My honest take: WordPress is slow unless you make it fast. Other platforms are fast unless you make them slow. The direction of the default matters. For developers and agencies who know what they are doing, WordPress performance is a solved problem. For everyone else, it is a burden that should not be necessary.

The Money Side

WordPress pricing is not simple to discuss because it depends so much on which path you take. Here is my attempt at an honest breakdown.

Self-hosted WordPress.org: The software is free. Hosting costs 3 to 30 dollars per month depending on provider quality. A domain is 10 to 15 dollars per year. A premium theme might cost 50 to 80 dollars once. A few premium plugins might add 50 to 200 dollars per year. Total for a year: anywhere from 50 dollars to 500 dollars, with the average small business site landing around 150 to 250 dollars per year. This is extremely competitive.

WordPress.com: The free tier is too limited to be useful for anything but experimentation. The Personal plan at 4 dollars per month is basically a blog. The Premium plan at 8 dollars per month adds design customization. The Business plan at 25 dollars per month finally lets you install plugins and custom themes -- and at that price, you might as well self-host for more flexibility at a similar or lower cost. The eCommerce plan at 45 dollars per month competes with Shopify but with more complexity.

The hidden cost that nobody mentions is time. Managing a self-hosted WordPress site takes ongoing effort: updates, backups, security monitoring, troubleshooting plugin conflicts. If your time is worth 50 dollars an hour and you spend 2 hours per month on maintenance, that is 1,200 dollars per year in labor costs that do not show up on any invoice. Factor that in and the "WordPress is cheaper" argument weakens.

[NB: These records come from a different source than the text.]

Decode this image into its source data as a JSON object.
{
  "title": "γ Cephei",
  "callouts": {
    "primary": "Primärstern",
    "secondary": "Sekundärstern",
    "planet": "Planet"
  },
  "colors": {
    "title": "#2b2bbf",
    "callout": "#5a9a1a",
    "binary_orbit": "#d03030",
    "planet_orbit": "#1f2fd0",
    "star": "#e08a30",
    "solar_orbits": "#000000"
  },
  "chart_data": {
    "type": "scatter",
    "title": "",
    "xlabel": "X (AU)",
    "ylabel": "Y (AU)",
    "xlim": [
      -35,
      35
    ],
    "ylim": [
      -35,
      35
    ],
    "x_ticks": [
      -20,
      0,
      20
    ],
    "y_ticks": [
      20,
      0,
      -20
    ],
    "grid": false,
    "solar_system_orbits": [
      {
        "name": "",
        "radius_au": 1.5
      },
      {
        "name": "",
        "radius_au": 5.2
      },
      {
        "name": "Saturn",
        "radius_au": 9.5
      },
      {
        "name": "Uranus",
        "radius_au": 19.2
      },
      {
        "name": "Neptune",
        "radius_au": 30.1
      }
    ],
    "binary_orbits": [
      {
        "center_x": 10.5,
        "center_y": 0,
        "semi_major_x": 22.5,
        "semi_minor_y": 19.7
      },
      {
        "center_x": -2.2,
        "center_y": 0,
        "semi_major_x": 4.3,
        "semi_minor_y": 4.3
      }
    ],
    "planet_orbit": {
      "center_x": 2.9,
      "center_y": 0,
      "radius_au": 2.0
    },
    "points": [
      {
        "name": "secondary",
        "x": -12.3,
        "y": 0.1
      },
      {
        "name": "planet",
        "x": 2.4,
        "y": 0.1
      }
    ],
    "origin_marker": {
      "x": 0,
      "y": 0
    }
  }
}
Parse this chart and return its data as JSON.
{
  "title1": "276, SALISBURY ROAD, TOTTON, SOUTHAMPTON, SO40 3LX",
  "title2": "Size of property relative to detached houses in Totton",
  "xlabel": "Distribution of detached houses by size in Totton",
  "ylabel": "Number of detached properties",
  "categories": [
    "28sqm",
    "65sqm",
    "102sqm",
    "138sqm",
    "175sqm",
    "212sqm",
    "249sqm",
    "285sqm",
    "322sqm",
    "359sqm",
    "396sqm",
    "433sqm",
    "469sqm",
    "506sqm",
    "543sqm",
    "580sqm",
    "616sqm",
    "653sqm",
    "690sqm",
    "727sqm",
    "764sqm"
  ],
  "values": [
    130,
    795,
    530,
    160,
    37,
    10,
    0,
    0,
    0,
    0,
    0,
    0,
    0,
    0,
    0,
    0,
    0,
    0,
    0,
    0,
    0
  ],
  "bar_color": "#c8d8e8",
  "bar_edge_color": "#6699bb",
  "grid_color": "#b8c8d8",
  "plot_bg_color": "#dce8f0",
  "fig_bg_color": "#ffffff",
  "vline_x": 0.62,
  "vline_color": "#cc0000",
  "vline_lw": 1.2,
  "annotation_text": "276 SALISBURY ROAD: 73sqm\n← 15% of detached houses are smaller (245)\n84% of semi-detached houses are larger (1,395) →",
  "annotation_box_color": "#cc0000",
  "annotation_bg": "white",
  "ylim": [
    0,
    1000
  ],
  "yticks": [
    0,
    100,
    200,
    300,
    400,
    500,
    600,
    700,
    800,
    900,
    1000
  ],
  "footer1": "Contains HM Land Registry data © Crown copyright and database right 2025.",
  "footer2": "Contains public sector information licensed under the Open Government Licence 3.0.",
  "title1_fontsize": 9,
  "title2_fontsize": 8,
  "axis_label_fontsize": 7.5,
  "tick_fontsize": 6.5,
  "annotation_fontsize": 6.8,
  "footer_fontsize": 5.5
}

WordPress vs. the Newer Competition

WordPress vs. Webflow: Webflow is better at visual design, outputs cleaner code, and requires no maintenance. WordPress is more flexible, has a larger ecosystem, costs less, and gives you full data ownership. If I were building a marketing site for a design-savvy client, I would consider Webflow. For everything else, WordPress still wins on capability.

WordPress vs. Wix: Wix is easier. WordPress is better. Wix locks you in. WordPress lets you leave. If the site needs to be up in a week and never change, Wix is fine. If the site is a business asset that will evolve over years, WordPress is the right investment.

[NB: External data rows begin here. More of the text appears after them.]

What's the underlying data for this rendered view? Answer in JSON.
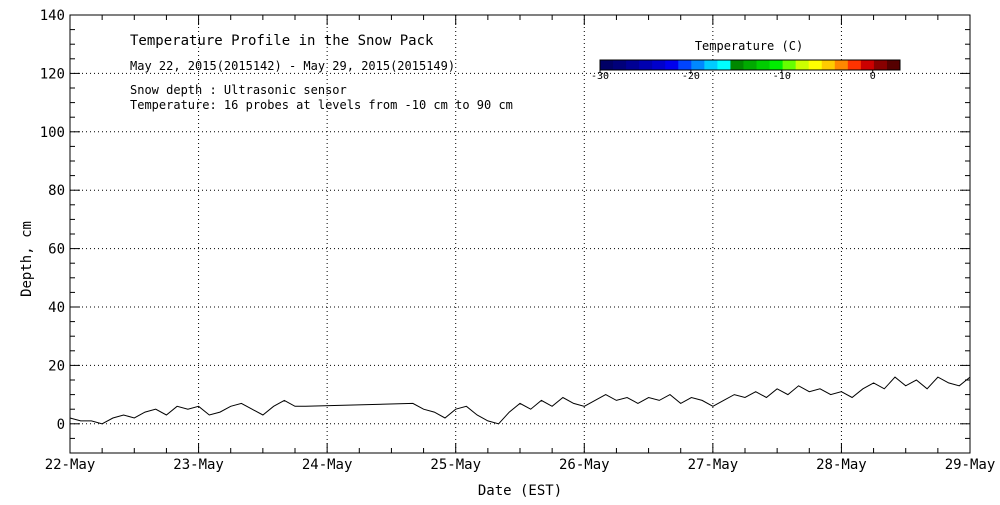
{
  "chart_data": {
    "type": "line",
    "title": "Temperature Profile in the Snow Pack",
    "subtitle": "May 22, 2015(2015142) - May 29, 2015(2015149)",
    "annotations": [
      "Snow depth : Ultrasonic sensor",
      "Temperature: 16 probes at levels from -10 cm to 90 cm"
    ],
    "xlabel": "Date (EST)",
    "ylabel": "Depth, cm",
    "x_tick_labels": [
      "22-May",
      "23-May",
      "24-May",
      "25-May",
      "26-May",
      "27-May",
      "28-May",
      "29-May"
    ],
    "xlim": [
      "2015-05-22",
      "2015-05-29"
    ],
    "ylim": [
      -10,
      140
    ],
    "y_ticks": [
      0,
      20,
      40,
      60,
      80,
      100,
      120,
      140
    ],
    "grid": true,
    "colorbar": {
      "title": "Temperature (C)",
      "range": [
        -30,
        3
      ],
      "tick_values": [
        -30,
        -20,
        -10,
        0
      ],
      "tick_labels": [
        "-30",
        "-20",
        "-10",
        "0"
      ],
      "colors": [
        "#000066",
        "#00007a",
        "#000094",
        "#0000b0",
        "#0000cc",
        "#0000ee",
        "#0044ff",
        "#0088ff",
        "#00ccff",
        "#00ffff",
        "#008800",
        "#00aa00",
        "#00cc00",
        "#00ee00",
        "#66ff00",
        "#ccff00",
        "#ffff00",
        "#ffcc00",
        "#ff8800",
        "#ff3300",
        "#cc0000",
        "#880000",
        "#550000"
      ]
    },
    "series": [
      {
        "color": "#000000",
        "points": [
          [
            "2015-05-22 00:00",
            2
          ],
          [
            "2015-05-22 02:00",
            1
          ],
          [
            "2015-05-22 04:00",
            1
          ],
          [
            "2015-05-22 06:00",
            0
          ],
          [
            "2015-05-22 08:00",
            2
          ],
          [
            "2015-05-22 10:00",
            3
          ],
          [
            "2015-05-22 12:00",
            2
          ],
          [
            "2015-05-22 14:00",
            4
          ],
          [
            "2015-05-22 16:00",
            5
          ],
          [
            "2015-05-22 18:00",
            3
          ],
          [
            "2015-05-22 20:00",
            6
          ],
          [
            "2015-05-22 22:00",
            5
          ],
          [
            "2015-05-23 00:00",
            6
          ],
          [
            "2015-05-23 02:00",
            3
          ],
          [
            "2015-05-23 04:00",
            4
          ],
          [
            "2015-05-23 06:00",
            6
          ],
          [
            "2015-05-23 08:00",
            7
          ],
          [
            "2015-05-23 10:00",
            5
          ],
          [
            "2015-05-23 12:00",
            3
          ],
          [
            "2015-05-23 14:00",
            6
          ],
          [
            "2015-05-23 16:00",
            8
          ],
          [
            "2015-05-23 18:00",
            6
          ],
          [
            "2015-05-23 20:00",
            6
          ],
          [
            "2015-05-24 16:00",
            7
          ],
          [
            "2015-05-24 18:00",
            5
          ],
          [
            "2015-05-24 20:00",
            4
          ],
          [
            "2015-05-24 22:00",
            2
          ],
          [
            "2015-05-25 00:00",
            5
          ],
          [
            "2015-05-25 02:00",
            6
          ],
          [
            "2015-05-25 04:00",
            3
          ],
          [
            "2015-05-25 06:00",
            1
          ],
          [
            "2015-05-25 08:00",
            0
          ],
          [
            "2015-05-25 10:00",
            4
          ],
          [
            "2015-05-25 12:00",
            7
          ],
          [
            "2015-05-25 14:00",
            5
          ],
          [
            "2015-05-25 16:00",
            8
          ],
          [
            "2015-05-25 18:00",
            6
          ],
          [
            "2015-05-25 20:00",
            9
          ],
          [
            "2015-05-25 22:00",
            7
          ],
          [
            "2015-05-26 00:00",
            6
          ],
          [
            "2015-05-26 02:00",
            8
          ],
          [
            "2015-05-26 04:00",
            10
          ],
          [
            "2015-05-26 06:00",
            8
          ],
          [
            "2015-05-26 08:00",
            9
          ],
          [
            "2015-05-26 10:00",
            7
          ],
          [
            "2015-05-26 12:00",
            9
          ],
          [
            "2015-05-26 14:00",
            8
          ],
          [
            "2015-05-26 16:00",
            10
          ],
          [
            "2015-05-26 18:00",
            7
          ],
          [
            "2015-05-26 20:00",
            9
          ],
          [
            "2015-05-26 22:00",
            8
          ],
          [
            "2015-05-27 00:00",
            6
          ],
          [
            "2015-05-27 02:00",
            8
          ],
          [
            "2015-05-27 04:00",
            10
          ],
          [
            "2015-05-27 06:00",
            9
          ],
          [
            "2015-05-27 08:00",
            11
          ],
          [
            "2015-05-27 10:00",
            9
          ],
          [
            "2015-05-27 12:00",
            12
          ],
          [
            "2015-05-27 14:00",
            10
          ],
          [
            "2015-05-27 16:00",
            13
          ],
          [
            "2015-05-27 18:00",
            11
          ],
          [
            "2015-05-27 20:00",
            12
          ],
          [
            "2015-05-27 22:00",
            10
          ],
          [
            "2015-05-28 00:00",
            11
          ],
          [
            "2015-05-28 02:00",
            9
          ],
          [
            "2015-05-28 04:00",
            12
          ],
          [
            "2015-05-28 06:00",
            14
          ],
          [
            "2015-05-28 08:00",
            12
          ],
          [
            "2015-05-28 10:00",
            16
          ],
          [
            "2015-05-28 12:00",
            13
          ],
          [
            "2015-05-28 14:00",
            15
          ],
          [
            "2015-05-28 16:00",
            12
          ],
          [
            "2015-05-28 18:00",
            16
          ],
          [
            "2015-05-28 20:00",
            14
          ],
          [
            "2015-05-28 22:00",
            13
          ],
          [
            "2015-05-29 00:00",
            16
          ]
        ]
      }
    ]
  }
}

WordPress vs. Ghost: Ghost is a beautiful, focused publishing platform. If all you need is a blog and newsletter, Ghost is arguably better at that specific task. But Ghost cannot be a store, a forum, a directory, or a learning platform. WordPress can be all of those things. Ghost is a scalpel; WordPress is a Swiss Army knife.

So Is It Dead or Immortal?

4.3 / 5

Here is where I have landed after going back and forth with myself for far too long: WordPress is neither dead nor immortal. It is something more interesting than either of those dramatic claims. It is a mature, imperfect, absurdly flexible tool that has earned its dominance through adaptability and will lose it only if it stops adapting.

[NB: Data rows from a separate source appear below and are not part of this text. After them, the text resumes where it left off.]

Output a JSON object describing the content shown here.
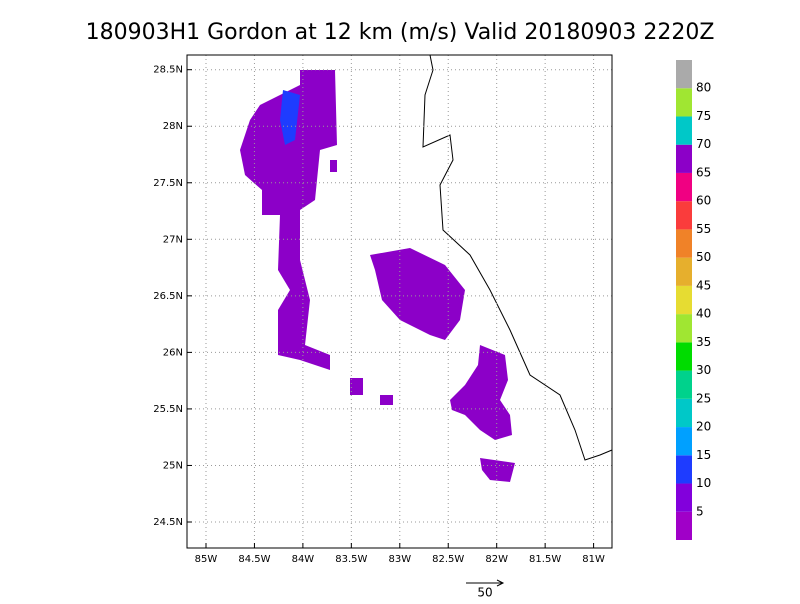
{
  "title": "180903H1 Gordon at 12 km (m/s) Valid 20180903 2220Z",
  "map": {
    "xlim": [
      -85.196,
      -80.81
    ],
    "ylim": [
      24.27,
      28.63
    ],
    "xticks": [
      {
        "value": -85,
        "label": "85W"
      },
      {
        "value": -84.5,
        "label": "84.5W"
      },
      {
        "value": -84,
        "label": "84W"
      },
      {
        "value": -83.5,
        "label": "83.5W"
      },
      {
        "value": -83,
        "label": "83W"
      },
      {
        "value": -82.5,
        "label": "82.5W"
      },
      {
        "value": -82,
        "label": "82W"
      },
      {
        "value": -81.5,
        "label": "81.5W"
      },
      {
        "value": -81,
        "label": "81W"
      }
    ],
    "yticks": [
      {
        "value": 24.5,
        "label": "24.5N"
      },
      {
        "value": 25,
        "label": "25N"
      },
      {
        "value": 25.5,
        "label": "25.5N"
      },
      {
        "value": 26,
        "label": "26N"
      },
      {
        "value": 26.5,
        "label": "26.5N"
      },
      {
        "value": 27,
        "label": "27N"
      },
      {
        "value": 27.5,
        "label": "27.5N"
      },
      {
        "value": 28,
        "label": "28N"
      },
      {
        "value": 28.5,
        "label": "28.5N"
      }
    ],
    "grid": true
  },
  "colorbar": {
    "lim": [
      0,
      85
    ],
    "bounds": [
      0,
      5,
      10,
      15,
      20,
      25,
      30,
      35,
      40,
      45,
      50,
      55,
      60,
      65,
      70,
      75,
      80,
      85
    ],
    "colors": [
      "#a000c8",
      "#8200dc",
      "#1e3cff",
      "#00a0ff",
      "#00c8c8",
      "#00d28c",
      "#00dc00",
      "#a0e632",
      "#e6dc32",
      "#e6af2d",
      "#f08228",
      "#fa3c3c",
      "#f00082",
      "#8c00c8",
      "#00c8c8",
      "#a0e632",
      "#aaaaaa"
    ],
    "ticks": [
      5,
      10,
      15,
      20,
      25,
      30,
      35,
      40,
      45,
      50,
      55,
      60,
      65,
      70,
      75,
      80
    ]
  },
  "reference_vector": {
    "label": "50"
  }
}
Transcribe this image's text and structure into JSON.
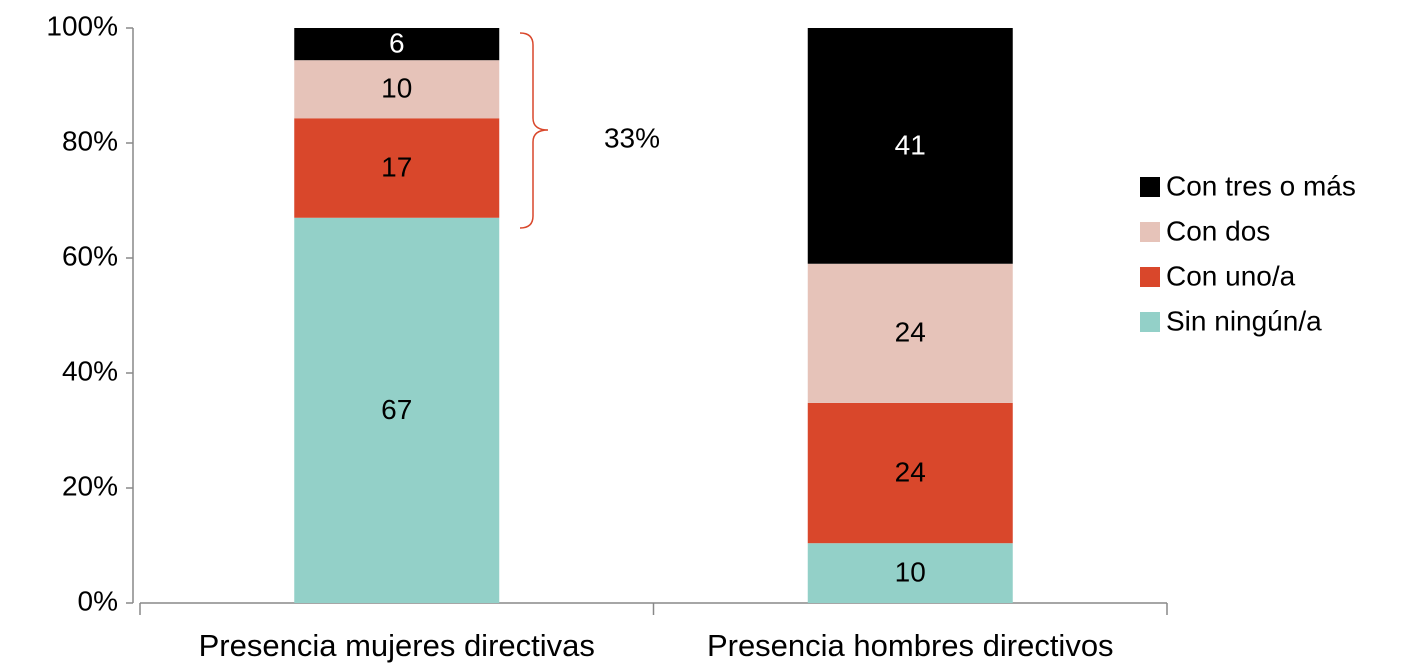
{
  "chart_data": {
    "type": "stacked_bar_percent",
    "categories": [
      "Presencia mujeres directivas",
      "Presencia hombres directivos"
    ],
    "series": [
      {
        "name": "Sin ningún/a",
        "color": "#93d0c8",
        "values": [
          67,
          10.4
        ],
        "value_labels": [
          "67",
          "10"
        ]
      },
      {
        "name": "Con uno/a",
        "color": "#d9472b",
        "values": [
          17.3,
          24.4
        ],
        "value_labels": [
          "17",
          "24"
        ]
      },
      {
        "name": "Con dos",
        "color": "#e6c3b9",
        "values": [
          10.1,
          24.2
        ],
        "value_labels": [
          "10",
          "24"
        ]
      },
      {
        "name": "Con tres o más",
        "color": "#000000",
        "values": [
          5.6,
          41
        ],
        "value_labels": [
          "6",
          "41"
        ]
      }
    ],
    "ylim": [
      0,
      100
    ],
    "yticks": [
      {
        "value": 0,
        "label": "0%"
      },
      {
        "value": 20,
        "label": "20%"
      },
      {
        "value": 40,
        "label": "40%"
      },
      {
        "value": 60,
        "label": "60%"
      },
      {
        "value": 80,
        "label": "80%"
      },
      {
        "value": 100,
        "label": "100%"
      }
    ],
    "annotation": "33%",
    "legend": "right"
  }
}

The arguments against WordPress are real. The security burden is real. The performance optimization requirement is real. The learning curve is real. The Gutenberg growing pains were real and some of them linger. Anyone who tells you WordPress is perfect is selling you something.

The arguments for WordPress are also real. 43% market share is real. 60,000 plugins is real. Complete data ownership is real. The ability to build literally anything is real. The community of millions of developers, designers, and content creators is real. Anyone who tells you WordPress is dead is ignoring the evidence right in front of them.

In the end, I give it 4.3 out of 5 and refuse to declare a winner in the debate. WordPress is excellent for the people it is excellent for, and wrong for the people it is wrong for, and the only way to know which group you belong to is to honestly assess how much you are willing to invest in your website. If the answer is "I want to learn and tinker and have full control," WordPress is your platform. If the answer is "I just want it to work," look elsewhere.

Both answers are valid. That is the only thing I am sure about.